The 12-year-old researched which airlines allowed children his age to fly unaccompanied, and managed to leave the country unnoticed
A 12-year-old boy from the Australian city of Sydney stole his parents’ credit card, tricked his grandmother into giving him his passport, and flew to Bali on his own after a family argument.
The boy, given the pseudonym “Drew” by Australian TV news show A Current Affair, was told he couldn’t go to Bali by his mother but managed to book himself flights (researching an airline that allowed 12-year-olds to fly unaccompanied) and a hotel room, and to depart the country unimpeded.

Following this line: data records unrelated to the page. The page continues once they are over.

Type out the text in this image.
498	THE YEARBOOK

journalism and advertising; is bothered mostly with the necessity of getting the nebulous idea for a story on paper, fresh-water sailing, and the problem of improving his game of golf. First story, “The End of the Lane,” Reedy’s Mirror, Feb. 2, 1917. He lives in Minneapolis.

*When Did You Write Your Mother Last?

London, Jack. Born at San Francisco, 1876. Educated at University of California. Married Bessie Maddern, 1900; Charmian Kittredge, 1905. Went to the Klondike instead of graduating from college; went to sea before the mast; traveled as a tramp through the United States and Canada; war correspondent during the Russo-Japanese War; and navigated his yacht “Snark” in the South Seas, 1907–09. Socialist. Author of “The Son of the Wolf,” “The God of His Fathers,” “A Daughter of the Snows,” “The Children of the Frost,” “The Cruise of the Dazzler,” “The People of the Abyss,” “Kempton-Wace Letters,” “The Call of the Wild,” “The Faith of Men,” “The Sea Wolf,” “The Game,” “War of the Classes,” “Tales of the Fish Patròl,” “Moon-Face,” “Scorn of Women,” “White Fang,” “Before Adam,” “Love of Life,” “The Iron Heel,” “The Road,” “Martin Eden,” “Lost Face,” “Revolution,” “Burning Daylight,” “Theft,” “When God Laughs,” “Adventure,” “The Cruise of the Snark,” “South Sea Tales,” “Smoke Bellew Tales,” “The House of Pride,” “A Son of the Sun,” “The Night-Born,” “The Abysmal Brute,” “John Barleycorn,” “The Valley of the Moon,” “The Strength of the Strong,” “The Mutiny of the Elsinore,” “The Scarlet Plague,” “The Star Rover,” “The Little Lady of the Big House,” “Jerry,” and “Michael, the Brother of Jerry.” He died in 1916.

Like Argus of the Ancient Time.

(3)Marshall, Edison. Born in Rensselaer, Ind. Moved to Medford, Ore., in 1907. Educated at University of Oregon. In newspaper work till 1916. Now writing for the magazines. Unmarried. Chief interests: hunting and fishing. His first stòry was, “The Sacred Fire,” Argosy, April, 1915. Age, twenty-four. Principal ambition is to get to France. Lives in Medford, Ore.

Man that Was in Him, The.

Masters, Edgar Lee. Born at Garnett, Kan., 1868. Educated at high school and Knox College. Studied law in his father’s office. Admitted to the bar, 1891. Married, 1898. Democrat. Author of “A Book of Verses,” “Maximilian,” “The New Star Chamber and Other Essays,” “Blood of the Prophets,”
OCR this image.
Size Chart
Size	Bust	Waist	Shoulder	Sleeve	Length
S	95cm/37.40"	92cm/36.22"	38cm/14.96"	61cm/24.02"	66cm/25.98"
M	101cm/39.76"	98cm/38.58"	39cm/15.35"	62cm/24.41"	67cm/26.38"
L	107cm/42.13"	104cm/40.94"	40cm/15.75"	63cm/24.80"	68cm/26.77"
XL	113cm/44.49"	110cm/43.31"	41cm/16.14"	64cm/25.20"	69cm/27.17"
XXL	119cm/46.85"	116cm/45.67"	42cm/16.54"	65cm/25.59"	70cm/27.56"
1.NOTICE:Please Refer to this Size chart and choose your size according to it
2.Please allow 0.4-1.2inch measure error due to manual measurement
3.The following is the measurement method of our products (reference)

Telling his family he was going to school, he rode his scooter to his local train station, from where he travelled to the airport and, using a self-service check-in terminal, boarded a flight on budget airline Jetstar to the Western Australian city of Perth, then another to Indonesia.
He was only quizzed once, at Perth airport, when staff asked him for identification to prove he was over 12. The boy said he was told by airline staff this time that he did not need permission from his parents to board the flights.
“They just asked for my student ID and passport to prove that I’m over 12 and that I’m in secondary school,” he told A Current Affair. “It was great because I wanted to go on an adventure.”
In Bali, he checked in to the All Seasons hotel, telling staff he was waiting for his sister to arrive.
He spent four days in Bali, where he hired a scooter and drank beer before a friend alerted his mother to a geotagged video of himself playing in a swimming pool.
The holiday cost his parents A$8,000 (HK$47,920), according to A Current Affair.
After his school reported he was absent, his family scrambled to find out where he was. The Australian Federal Police said they were first notified that the boy might try to leave the country on March 8, before being told he might be in Bali on March 17.
The boy was found by Indonesian police the following day. His parents then flew to Bali to take him home.
The federal police said an alert to prevent international travel had not been placed on the boy, and it did not have the power to cancel or request the cancellation of a passport if there were no suspicions of crimes committed.
His mother, Emma, said “Drew” doesn’t like hearing the word “no”.
“Shocked, disgusted, there’s no emotion to feel what we felt when we found he left overseas,” she told the news show.